These “branches” do not reflect the formal organization of (Cunha 1790), nor are they ever mentioned in Cunha’s known writings. Rather, they reflect Abreu’s classification of those propositions, a classification made about 25 years after Cunha’s death. But it is a classification that makes sense: as we will see, the “algebraic” branch is composed of purely analytical propositions (and will often be called in the following “analytical”, rather than “algebraic”), while geometrical objects and arguments appear in the geometrical branch. This classification even seems to reflect, if we restrict ourselves to book 15, a subtle difference in language, namely in some verb moods (see Sect. 5.4).

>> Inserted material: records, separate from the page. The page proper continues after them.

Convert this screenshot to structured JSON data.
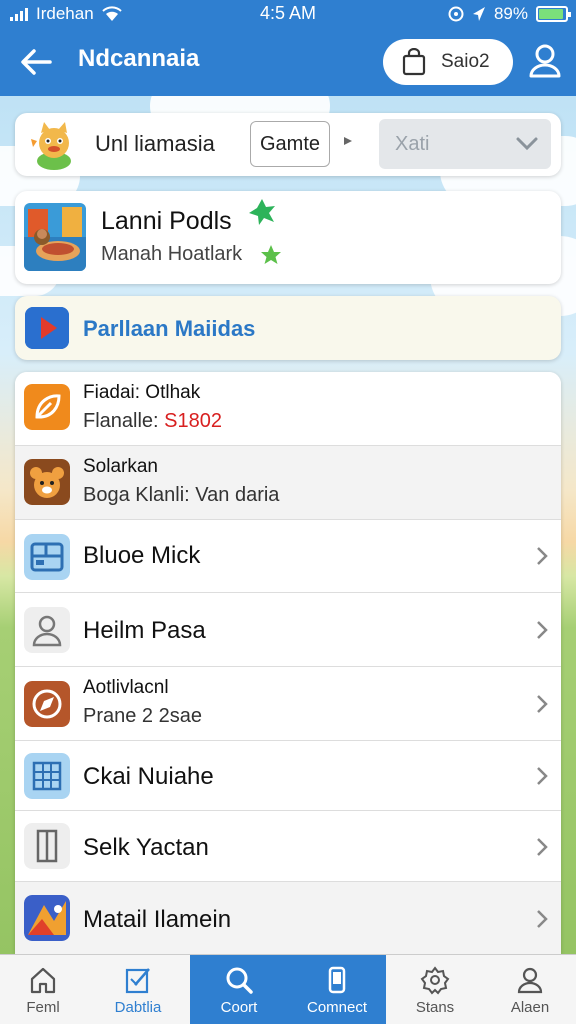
{
  "status_bar": {
    "carrier": "Irdehan",
    "time": "4:5 AM",
    "battery": "89%"
  },
  "app_bar": {
    "title": "Ndcannaia",
    "pill_label": "Saio2"
  },
  "filter_row": {
    "label": "Unl liamasia",
    "game_button": "Gamte",
    "select_value": "Xati"
  },
  "feature_card": {
    "title": "Lanni Podls",
    "subtitle": "Manah Hoatlark"
  },
  "promo_row": {
    "label": "Parllaan Maiidas"
  },
  "list_items": [
    {
      "line1": "Fiadai: Otlhak",
      "line2_prefix": "Flanalle: ",
      "line2_value": "S1802",
      "icon": "leaf-icon"
    },
    {
      "line1": "Solarkan",
      "line2": "Boga Klanli: Van daria",
      "icon": "bear-icon"
    },
    {
      "label": "Bluoe Mick",
      "icon": "dashboard-icon"
    },
    {
      "label": "Heilm Pasa",
      "icon": "user-icon"
    },
    {
      "line1": "Aotlivlacnl",
      "line2": "Prane 2 2sae",
      "icon": "compass-icon"
    },
    {
      "label": "Ckai Nuiahe",
      "icon": "calculator-icon"
    },
    {
      "label": "Selk Yactan",
      "icon": "door-icon"
    },
    {
      "label": "Matail Ilamein",
      "icon": "game-art-icon"
    }
  ],
  "bottom_nav": [
    {
      "label": "Feml",
      "icon": "home-icon"
    },
    {
      "label": "Dabtlia",
      "icon": "edit-icon"
    },
    {
      "label": "Coort",
      "icon": "search-icon"
    },
    {
      "label": "Comnect",
      "icon": "phone-icon"
    },
    {
      "label": "Stans",
      "icon": "gear-icon"
    },
    {
      "label": "Alaen",
      "icon": "profile-icon"
    }
  ],
  "colors": {
    "brand_blue": "#2f7fd0",
    "accent_red": "#d82020"
  }
}
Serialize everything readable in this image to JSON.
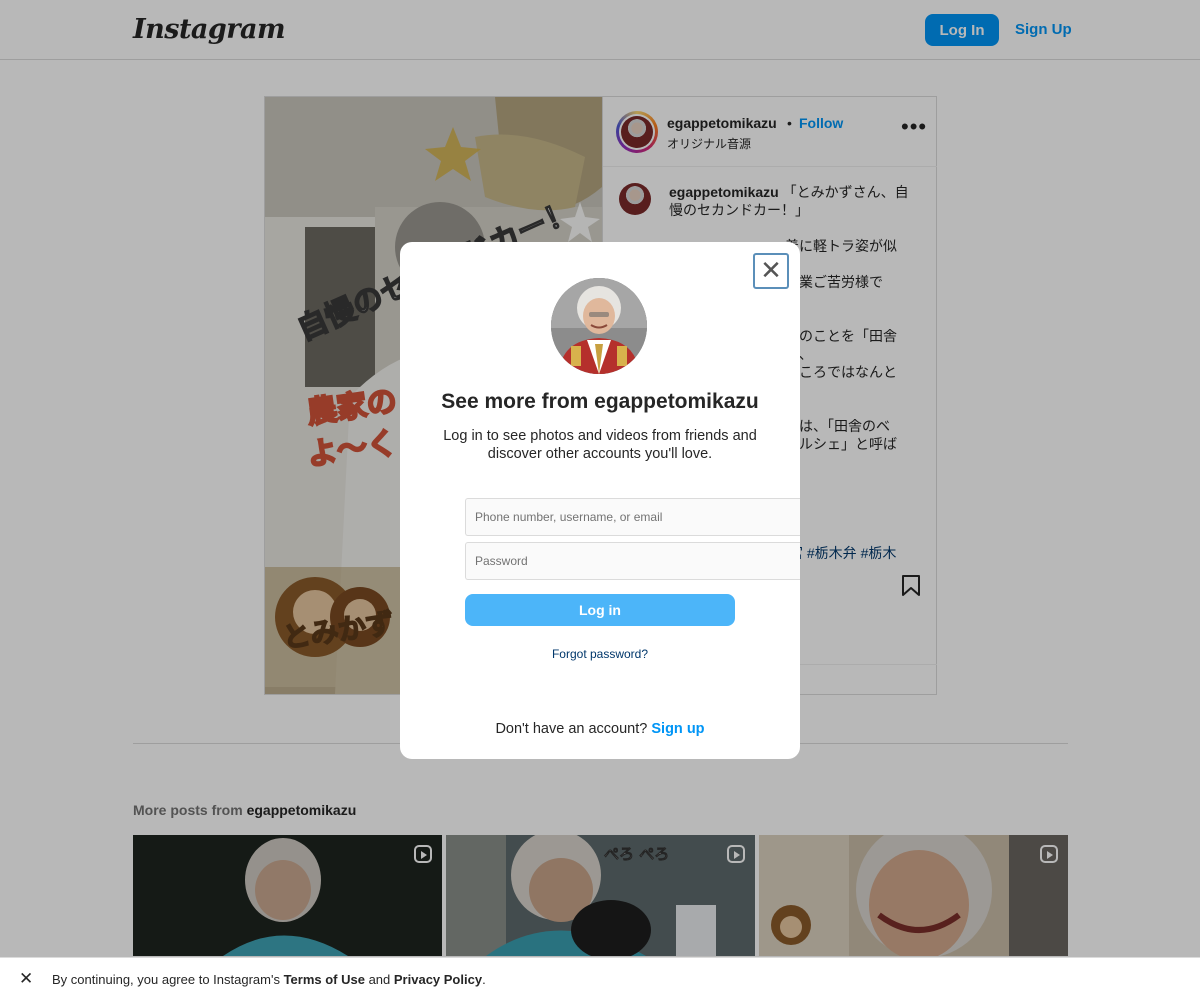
{
  "topbar": {
    "logo": "Instagram",
    "login_label": "Log In",
    "signup_label": "Sign Up"
  },
  "post": {
    "username": "egappetomikazu",
    "separator": "•",
    "follow_label": "Follow",
    "audio": "オリジナル音源",
    "more": "•••",
    "caption_user": "egappetomikazu",
    "caption_first": " 「とみかずさん、自慢のセカンドカー！」",
    "caption_lines": [
      "着に軽トラ姿が似",
      "",
      "作業ご苦労様で",
      "",
      "",
      "ラのことを「田舎",
      "が、",
      "ところではなんと",
      "",
      "",
      "では、「田舎のベ",
      "ポルシェ」と呼ば"
    ],
    "tags": "宮 #栃木弁 #栃木",
    "media_texts": {
      "arc": "自慢のセカンドカー！",
      "banner": "農家の",
      "banner2": "よ〜く",
      "bottom": "とみかず"
    }
  },
  "more_posts": {
    "prefix": "More posts from ",
    "username": "egappetomikazu",
    "tile_text": "ぺろ ぺろ"
  },
  "modal": {
    "close": "✕",
    "title": "See more from egappetomikazu",
    "description": "Log in to see photos and videos from friends and discover other accounts you'll love.",
    "username_placeholder": "Phone number, username, or email",
    "password_placeholder": "Password",
    "login_label": "Log in",
    "forgot_label": "Forgot password?",
    "no_account_text": "Don't have an account? ",
    "signup_label": "Sign up"
  },
  "cookie": {
    "close": "✕",
    "text_1": "By continuing, you agree to Instagram's ",
    "terms": "Terms of Use",
    "text_2": " and ",
    "privacy": "Privacy Policy",
    "text_3": "."
  },
  "colors": {
    "accent": "#0095f6",
    "accent_light": "#4cb5f9",
    "link_dark": "#00376b"
  }
}
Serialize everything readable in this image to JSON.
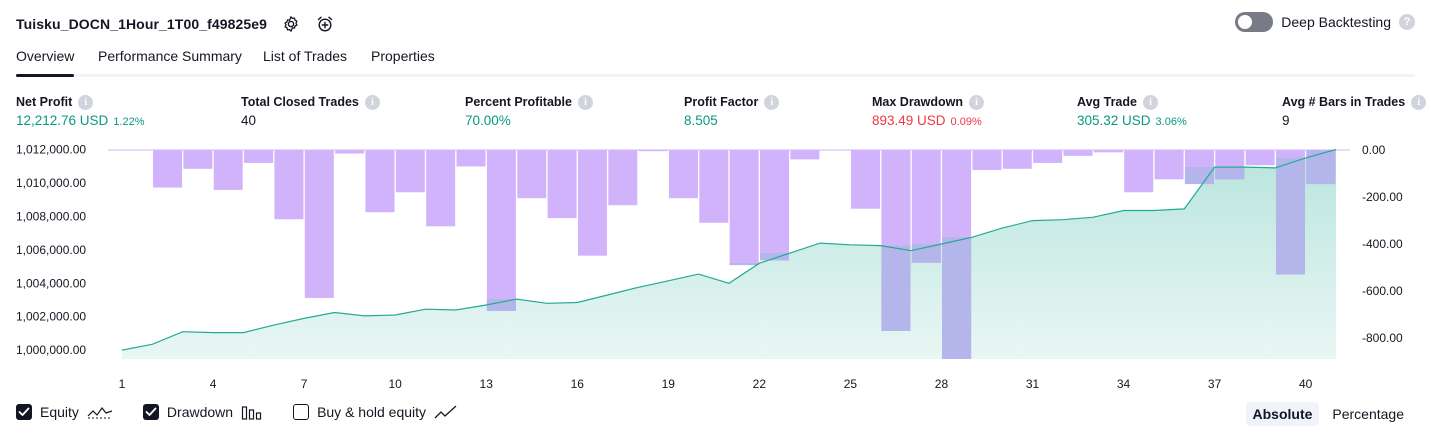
{
  "header": {
    "strategy_name": "Tuisku_DOCN_1Hour_1T00_f49825e9",
    "settings_icon": "gear-icon",
    "alert_icon": "add-alarm-icon",
    "deep_backtesting_label": "Deep Backtesting",
    "deep_backtesting_enabled": false,
    "help_icon": "question-icon"
  },
  "tabs": [
    {
      "label": "Overview",
      "active": true
    },
    {
      "label": "Performance Summary",
      "active": false
    },
    {
      "label": "List of Trades",
      "active": false
    },
    {
      "label": "Properties",
      "active": false
    }
  ],
  "stats": {
    "net_profit": {
      "label": "Net Profit",
      "value": "12,212.76 USD",
      "pct": "1.22%"
    },
    "total_closed_trades": {
      "label": "Total Closed Trades",
      "value": "40"
    },
    "percent_profitable": {
      "label": "Percent Profitable",
      "value": "70.00%"
    },
    "profit_factor": {
      "label": "Profit Factor",
      "value": "8.505"
    },
    "max_drawdown": {
      "label": "Max Drawdown",
      "value": "893.49 USD",
      "pct": "0.09%"
    },
    "avg_trade": {
      "label": "Avg Trade",
      "value": "305.32 USD",
      "pct": "3.06%"
    },
    "avg_bars": {
      "label": "Avg # Bars in Trades",
      "value": "9"
    }
  },
  "colors": {
    "green": "#089981",
    "red": "#f23645",
    "equity_line": "#22ab94",
    "drawdown_bar": "#d1b3fb",
    "overlap_bar": "#b3b5eb"
  },
  "chart_data": {
    "type": "area",
    "x": [
      1,
      2,
      3,
      4,
      5,
      6,
      7,
      8,
      9,
      10,
      11,
      12,
      13,
      14,
      15,
      16,
      17,
      18,
      19,
      20,
      21,
      22,
      23,
      24,
      25,
      26,
      27,
      28,
      29,
      30,
      31,
      32,
      33,
      34,
      35,
      36,
      37,
      38,
      39,
      40,
      41
    ],
    "x_tick_labels": [
      "1",
      "4",
      "7",
      "10",
      "13",
      "16",
      "19",
      "22",
      "25",
      "28",
      "31",
      "34",
      "37",
      "40"
    ],
    "left_axis_ticks": [
      "1,012,000.00",
      "1,010,000.00",
      "1,008,000.00",
      "1,006,000.00",
      "1,004,000.00",
      "1,002,000.00",
      "1,000,000.00"
    ],
    "right_axis_ticks": [
      "0.00",
      "-200.00",
      "-400.00",
      "-600.00",
      "-800.00"
    ],
    "left_ylim": [
      999500,
      1012000
    ],
    "right_ylim": [
      -890,
      0
    ],
    "series": [
      {
        "name": "Equity",
        "axis": "left",
        "values": [
          1000000,
          1000350,
          1001100,
          1001050,
          1001050,
          1001500,
          1001900,
          1002250,
          1002050,
          1002100,
          1002450,
          1002400,
          1002700,
          1003050,
          1002800,
          1002850,
          1003300,
          1003750,
          1004150,
          1004550,
          1004000,
          1005200,
          1005800,
          1006400,
          1006300,
          1006250,
          1005950,
          1006350,
          1006750,
          1007300,
          1007750,
          1007800,
          1007950,
          1008350,
          1008350,
          1008450,
          1010950,
          1010950,
          1010900,
          1011500,
          1012000
        ]
      },
      {
        "name": "Drawdown",
        "axis": "right",
        "values": [
          0,
          -160,
          -80,
          -170,
          -55,
          -295,
          -630,
          -15,
          -265,
          -180,
          -325,
          -70,
          -685,
          -205,
          -290,
          -450,
          -235,
          -5,
          -205,
          -310,
          -490,
          -470,
          -40,
          0,
          -250,
          -770,
          -480,
          -890,
          -85,
          -80,
          -55,
          -25,
          -10,
          -180,
          -125,
          -145,
          -125,
          -65,
          -530,
          -145,
          0
        ]
      }
    ]
  },
  "legend": {
    "equity_label": "Equity",
    "equity_checked": true,
    "drawdown_label": "Drawdown",
    "drawdown_checked": true,
    "buyhold_label": "Buy & hold equity",
    "buyhold_checked": false
  },
  "modes": {
    "absolute": "Absolute",
    "percentage": "Percentage",
    "active": "absolute"
  }
}
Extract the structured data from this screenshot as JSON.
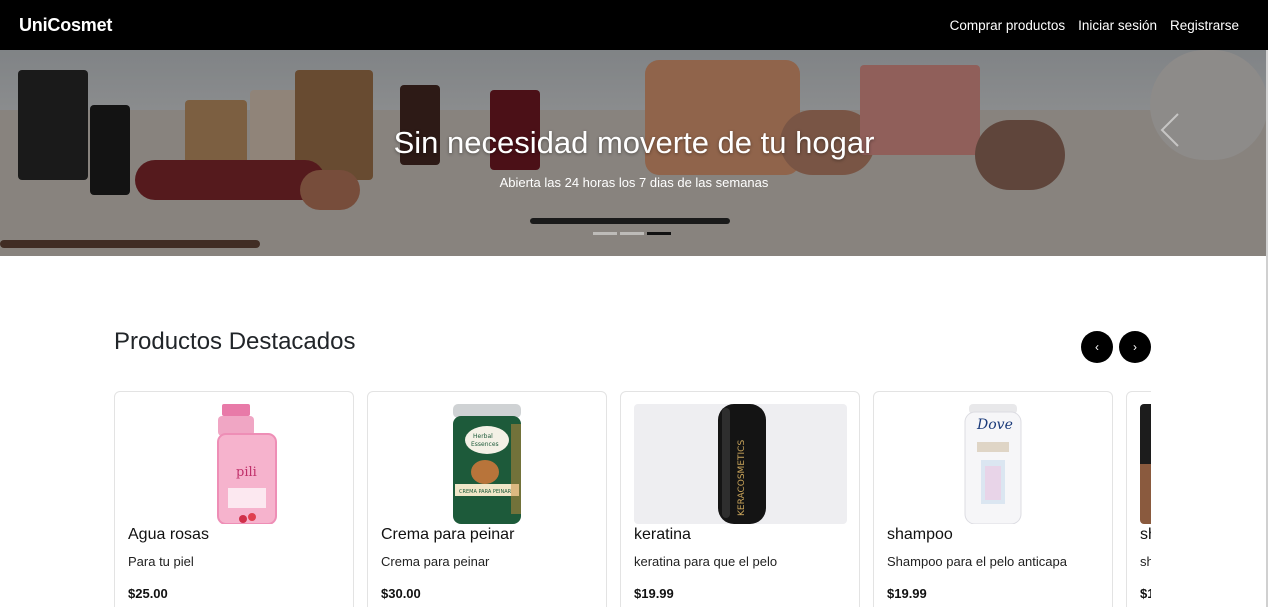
{
  "nav": {
    "brand": "UniCosmet",
    "links": [
      "Comprar productos",
      "Iniciar sesión",
      "Registrarse"
    ]
  },
  "hero": {
    "title": "Sin necesidad moverte de tu hogar",
    "subtitle": "Abierta las 24 horas los 7 dias de las semanas",
    "active_slide": 3,
    "slide_count": 3
  },
  "featured": {
    "title": "Productos Destacados",
    "prev_label": "‹",
    "next_label": "›",
    "products": [
      {
        "name": "Agua rosas",
        "description": "Para tu piel",
        "price": "$25.00",
        "image": "pink-bottle"
      },
      {
        "name": "Crema para peinar",
        "description": "Crema para peinar",
        "price": "$30.00",
        "image": "green-bottle"
      },
      {
        "name": "keratina",
        "description": "keratina para que el pelo",
        "price": "$19.99",
        "image": "black-bottle"
      },
      {
        "name": "shampoo",
        "description": "Shampoo para el pelo anticapa",
        "price": "$19.99",
        "image": "white-bottle"
      },
      {
        "name": "sh",
        "description": "sh",
        "price": "$1",
        "image": "partial"
      }
    ]
  },
  "colors": {
    "navbar": "#000000",
    "accent": "#000000",
    "text": "#212529"
  }
}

5.1 The algebraic/analytical branch in book 15

(Cunha 1790) is organized in chapters called “books”, following the Euclidean model. Book 15 is dedicated to the calculus, starting with fundamental definitions. We have seen that, according to João Manuel de Abreu, definition 4, of fluxion, is common to both the algebraic (analytical) and the geometrical branches. How can we classify the other definitions in book 15?

We have already seen definition 1, of constant and variable (pages 14–15 above). Its classification is not straightforward. It is not a typical analytical definition (variable as an universal or abstract quantity), but it is even more distant from traditional geometrical traditions (quantities that vary). It may be a nominalistic adaptation of Euler’s analytical definition.Footnote 42

A similar difficulty occurs with definition 2:

“A variable always capable of assuming a value greater than any proposed magnitude will be called infinite; and a variable always capable of assuming a value smaller than any proposed magnitude will be called infinitesimal.”Footnote 43

Throughout the eighteenth century there were plenty of discussions about the nature of infinite and infinitesimal quantities, and whether they actually existed or instead something like limits was more advisable. This definition by Cunha, which must be read in conjunction with his definition 1, does not correspond to any of the common solutions of the period: it introduces infinitesimals, but as variables and hence expressions, not quantities.Footnote 44

Like definition 1, definition 2 may best be classified as nominalistic. Notice that neither of them introduces new ontological categories, but only names for certain types of expressions. However, being about expressions, they are in a sense (albeit not the traditional one) in an analytical domain.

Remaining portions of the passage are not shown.